Une réelle complémentarité donc entre un urbanisme à petite échelle (aménagement des préaux, identité végétale de certains quartiers, rénovation du patrimoine moderne, ….) et un urbanisme à grande échelle (élaboration du plan directeur communal, aménagement des berges du Rhône, …) s’est instaurée. Cette approche multi scalaire est primordiale car elle permet à la population sédunoise de prendre conscience des différentes temporalités de la planification urbaine et d’accepter les mutations que va connaître sa ville ces prochaines années.

Cette vision paysagère du « latéral » peut-elle aussi être appliquée à l’échelle supérieure? 
Oui. L’objectif est de trouver une façon de l’insérer dans le nouveau plan de zones et son règlement. Nous ne savons pas encore comment le réaliser exactement, mais nous pourrions imaginer d’établir un quota d’arbres par appartement, notamment lors de la réalisation de nouveaux lotissements en évitant les parkings en surface, les sols en dur, des zones de circulation démesurées.

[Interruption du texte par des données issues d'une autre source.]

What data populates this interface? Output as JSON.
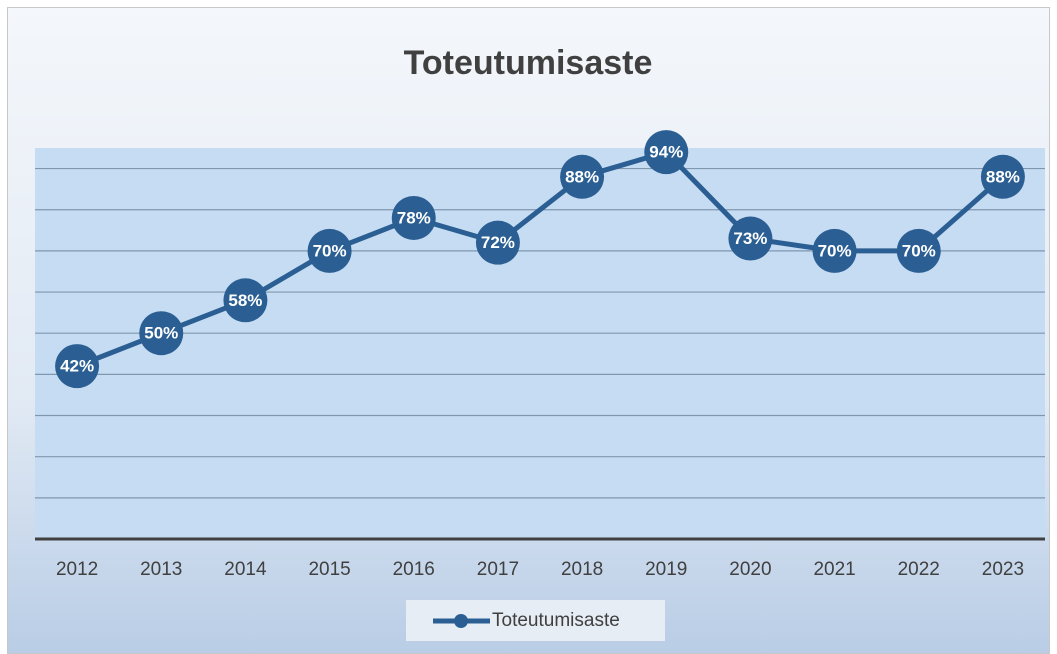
{
  "chart_data": {
    "type": "line",
    "title": "Toteutumisaste",
    "categories": [
      "2012",
      "2013",
      "2014",
      "2015",
      "2016",
      "2017",
      "2018",
      "2019",
      "2020",
      "2021",
      "2022",
      "2023"
    ],
    "series": [
      {
        "name": "Toteutumisaste",
        "color": "#2b5f93",
        "values": [
          42,
          50,
          58,
          70,
          78,
          72,
          88,
          94,
          73,
          70,
          70,
          88
        ],
        "value_labels": [
          "42%",
          "50%",
          "58%",
          "70%",
          "78%",
          "72%",
          "88%",
          "94%",
          "73%",
          "70%",
          "70%",
          "88%"
        ]
      }
    ],
    "ylim": [
      0,
      95
    ],
    "yticks": [
      0,
      10,
      20,
      30,
      40,
      50,
      60,
      70,
      80,
      90
    ],
    "grid": true,
    "legend": "bottom"
  }
}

La végétation peut, tout autant que l’architecture, définir un quartier. Plus la zone est architecturalement hétéroclite et diffuse – comme les zones industrielles ou les bords d’une autoroute par exemple – plus le travail paysager est important. Le paysage est encore considéré par la majorité d’entre nous comme, au mieux, un milieu naturel – sans intervention humaine –, au pire comme de la décoration. Or, la construction du paysage, qui est une notion relativement récente en Occident, connaît un regain d’intérêt chez les professionnels, car il améliore tout simplement l’environnement urbain. 
L’ensemble de ces démarches permettrait également de scénariser le territoire : du centre ville fortement minéral, on accéderait aux pentes montagneuses par ces zones de transition modifiées par le travail paysager, mettant ainsi le centre et le lointain en tension tout en les réunissant.

Quel traitement doit-on réserver au patrimoine moderne qui ne répond plus aux normes actuelles?
C’est l’autre grand chantier que j’aimerais lancer : la rénovation des bâtiments des années 1950. L’inventaire de ces objets architecturaux vient d’être achevé par l’ancien architecte cantonal, Bernard Attinger et l’architecte sédunois Pierre Cagna ; ce patrimoine méconnu est d’une grande richesse.
Cette architecture, à la fois modeste et intelligente, a aujourd’hui tendance à disparaître, en raison des nouvelles prescriptions thermiques. La solution de facilité consiste à les envelopper d’un périphérique qui dénature totalement ce qui a été réalisé auparavant, particulièrement les éléments en relief qui caractérisent et scandent les façades animées par leurs ombres portées. Pour la rénovation d’une ancienne école des années 1950, les architectes Laurent Savioz et Claude Fabrizzi ont démontré qu’il était possible de répondre aux nouvelles exigences thermiques sans pour autant modifier les façades du bâtiment. L’idée étant d’établir un catalogue des détails techniques pouvant être remis à tout propriétaire concerné par ce genre de bâtiment.
La richesse du quotidien me tient en éveil et m’inspire.